Circa 4000 coppie italiane si rivolgono all'estero per trattamenti

05 maggio, 17:40
Procreazione: esperto, centri lowcost non sempre sicuri Procreazione: esperto, centri lowcost non sempre sicuri

'E'inammissibile che un paziente debba rivolgersi ad un centro all'estero per avere dei figli''. E' il commento del dottor Filippo Ubaldi, Direttore Centri di Medicina della Riproduzione Genera di Roma, sul caso della coppia italiana che si e' rivolta al centro di fecondazione assistita Clinica Matera Fertility Crete, a Creta, per avere un figlio con la fecondazione eterologa, vietata in Italia dalla legge 40. '' Negli ultimi anni con la tendenza sempre maggiore a ricercare una gravidanza dopo i 40 anni si assiste sempre piu' alla migrazione di coppie all'estero per ricorrere alla procreazione assistita eterologa.

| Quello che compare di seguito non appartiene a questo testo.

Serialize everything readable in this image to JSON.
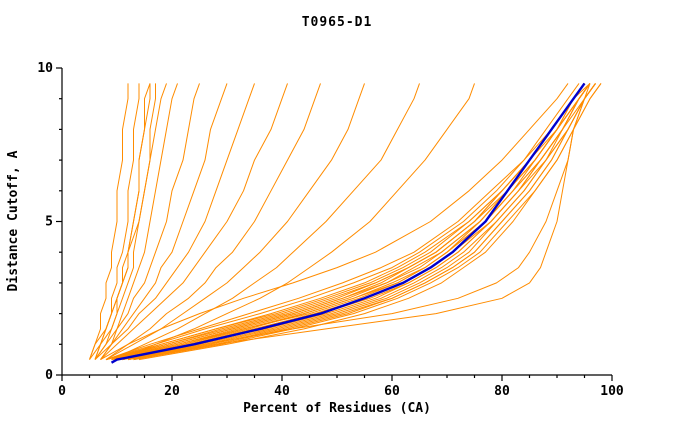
{
  "chart_data": {
    "type": "line",
    "title": "T0965-D1",
    "xlabel": "Percent of Residues (CA)",
    "ylabel": "Distance Cutoff, A",
    "xlim": [
      0,
      100
    ],
    "ylim": [
      0,
      10
    ],
    "x_major_ticks": [
      0,
      20,
      40,
      60,
      80,
      100
    ],
    "x_minor_step": 5,
    "y_major_ticks": [
      0,
      5,
      10
    ],
    "y_minor_step": 1,
    "grid": "off",
    "legend": "none",
    "axis_color": "#000000",
    "model_color": "#ff8c00",
    "reference_color": "#0000cd",
    "y_grid": [
      0.5,
      1,
      1.5,
      2,
      2.5,
      3,
      3.5,
      4,
      5,
      6,
      7,
      8,
      9,
      9.5
    ],
    "series_note": "models = x(percent) sampled at y_grid distance cutoffs; reference is the thick blue curve",
    "models": [
      [
        9,
        20,
        31,
        42,
        51,
        58,
        63,
        68,
        75,
        80,
        85,
        89,
        93,
        95
      ],
      [
        10,
        23,
        35,
        46,
        55,
        62,
        67,
        71,
        77,
        82,
        87,
        91,
        94,
        96
      ],
      [
        8,
        18,
        28,
        39,
        48,
        56,
        62,
        67,
        74,
        80,
        85,
        90,
        94,
        96
      ],
      [
        11,
        25,
        38,
        49,
        58,
        64,
        69,
        73,
        79,
        84,
        88,
        92,
        95,
        97
      ],
      [
        9,
        21,
        33,
        45,
        54,
        61,
        66,
        70,
        76,
        81,
        86,
        90,
        93,
        95
      ],
      [
        12,
        27,
        40,
        51,
        60,
        66,
        71,
        75,
        80,
        85,
        89,
        92,
        95,
        97
      ],
      [
        8,
        17,
        26,
        36,
        45,
        53,
        60,
        65,
        73,
        79,
        84,
        89,
        93,
        95
      ],
      [
        10,
        22,
        34,
        44,
        53,
        60,
        66,
        70,
        77,
        82,
        86,
        90,
        94,
        96
      ],
      [
        13,
        29,
        42,
        53,
        61,
        67,
        72,
        76,
        81,
        86,
        90,
        93,
        96,
        98
      ],
      [
        9,
        19,
        30,
        41,
        50,
        57,
        63,
        68,
        75,
        81,
        86,
        90,
        94,
        96
      ],
      [
        11,
        24,
        36,
        47,
        56,
        63,
        68,
        72,
        78,
        83,
        87,
        91,
        94,
        96
      ],
      [
        10,
        21,
        32,
        43,
        52,
        59,
        65,
        69,
        76,
        81,
        86,
        90,
        93,
        95
      ],
      [
        8,
        16,
        25,
        34,
        43,
        51,
        58,
        64,
        72,
        78,
        84,
        88,
        92,
        94
      ],
      [
        12,
        26,
        39,
        50,
        59,
        65,
        70,
        74,
        79,
        84,
        88,
        92,
        95,
        97
      ],
      [
        9,
        20,
        31,
        42,
        51,
        59,
        64,
        69,
        76,
        81,
        86,
        90,
        94,
        96
      ],
      [
        14,
        30,
        44,
        55,
        63,
        69,
        73,
        77,
        82,
        86,
        90,
        93,
        96,
        98
      ],
      [
        10,
        23,
        35,
        46,
        55,
        62,
        67,
        71,
        78,
        83,
        87,
        91,
        94,
        96
      ],
      [
        11,
        24,
        37,
        48,
        57,
        63,
        68,
        72,
        78,
        83,
        88,
        91,
        95,
        97
      ],
      [
        9,
        18,
        28,
        38,
        47,
        55,
        61,
        66,
        74,
        80,
        85,
        89,
        93,
        95
      ],
      [
        13,
        28,
        41,
        52,
        60,
        66,
        71,
        75,
        80,
        85,
        89,
        92,
        95,
        97
      ],
      [
        10,
        22,
        33,
        44,
        53,
        61,
        66,
        70,
        77,
        82,
        87,
        91,
        94,
        96
      ],
      [
        8,
        19,
        29,
        40,
        49,
        57,
        63,
        68,
        75,
        80,
        85,
        89,
        93,
        96
      ],
      [
        5,
        6,
        7,
        7,
        8,
        8,
        9,
        9,
        10,
        10,
        11,
        11,
        12,
        12
      ],
      [
        6,
        7,
        8,
        9,
        9,
        10,
        10,
        11,
        12,
        12,
        13,
        13,
        14,
        14
      ],
      [
        5,
        6,
        8,
        9,
        10,
        11,
        11,
        12,
        13,
        14,
        14,
        15,
        15,
        16
      ],
      [
        6,
        8,
        9,
        10,
        11,
        12,
        13,
        13,
        14,
        15,
        16,
        16,
        17,
        17
      ],
      [
        7,
        9,
        10,
        11,
        12,
        13,
        14,
        15,
        16,
        17,
        18,
        19,
        20,
        21
      ],
      [
        5,
        7,
        8,
        9,
        10,
        11,
        12,
        12,
        14,
        15,
        16,
        17,
        18,
        19
      ],
      [
        6,
        7,
        9,
        10,
        10,
        11,
        12,
        12,
        13,
        14,
        14,
        15,
        16,
        16
      ],
      [
        6,
        8,
        10,
        12,
        13,
        15,
        16,
        17,
        19,
        20,
        22,
        23,
        24,
        25
      ],
      [
        7,
        9,
        11,
        13,
        15,
        17,
        18,
        20,
        22,
        24,
        26,
        27,
        29,
        30
      ],
      [
        6,
        9,
        12,
        14,
        17,
        19,
        21,
        23,
        26,
        28,
        30,
        32,
        34,
        35
      ],
      [
        7,
        10,
        13,
        16,
        19,
        22,
        24,
        26,
        30,
        33,
        35,
        38,
        40,
        41
      ],
      [
        8,
        12,
        16,
        19,
        23,
        26,
        28,
        31,
        35,
        38,
        41,
        44,
        46,
        47
      ],
      [
        8,
        13,
        18,
        22,
        26,
        30,
        33,
        36,
        41,
        45,
        49,
        52,
        54,
        55
      ],
      [
        9,
        15,
        21,
        26,
        31,
        35,
        39,
        42,
        48,
        53,
        58,
        61,
        64,
        65
      ],
      [
        10,
        17,
        24,
        30,
        36,
        41,
        45,
        49,
        56,
        61,
        66,
        70,
        74,
        75
      ],
      [
        12,
        28,
        48,
        68,
        80,
        85,
        87,
        88,
        90,
        91,
        92,
        93,
        95,
        96
      ],
      [
        11,
        26,
        42,
        60,
        72,
        79,
        83,
        85,
        88,
        90,
        92,
        93,
        95,
        97
      ],
      [
        7,
        12,
        18,
        25,
        33,
        42,
        50,
        57,
        67,
        74,
        80,
        85,
        90,
        92
      ]
    ],
    "reference": {
      "y": [
        0.4,
        0.5,
        1,
        1.5,
        2,
        2.5,
        3,
        3.5,
        4,
        4.5,
        5,
        5.5,
        6,
        6.5,
        7,
        7.5,
        8,
        8.5,
        9,
        9.5
      ],
      "x": [
        9,
        10,
        24,
        36,
        47,
        55,
        62,
        67,
        71,
        74,
        77,
        79,
        81,
        83,
        85,
        87,
        89,
        91,
        93,
        95
      ]
    }
  }
}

Si stima che ogni anno circa 4000 coppie Italiane si rivolgono all'estero per trattamenti che sono di ovodonazione nella quasi totalita' dei casi. Queste coppie che sono costrette ingiustamente a migrare all'estero molto spesso o per consigli sbagliati o per cercare di risparmiare si rivolgono a centri di scarsa qualita' dove per tener bassi i costi non seguono tutte le procedure di controllo indispensabili per la sicurezza dei pazienti. Basti pensare che lo stesso trattamento di ovodonazione puo' costare dai 20.000 euro negli Stati Uniti ai 6-8000 euro nei piu' accreditati Centri Spagnoli ai 3000 euro e anche meno in molti centri dell'Europa dell'Est, Grecia, Turchia ecc. Questa variabilita' di costi si riflette spesso sui risultati clinici ma cosa piu' grave su un maggior rischio per i pazienti di andare incontro a serie complicanze per se stessi e i nascituri. Una soluzione al problema, non potendo per il momento cambiare la legge e' sicuramente quello di rivolgersi a Centri stranieri seri che effettuano tutti i controlli e gli esami richiesti sia alle coppie che alle donatrici" conclude il direttore dei centri Genera.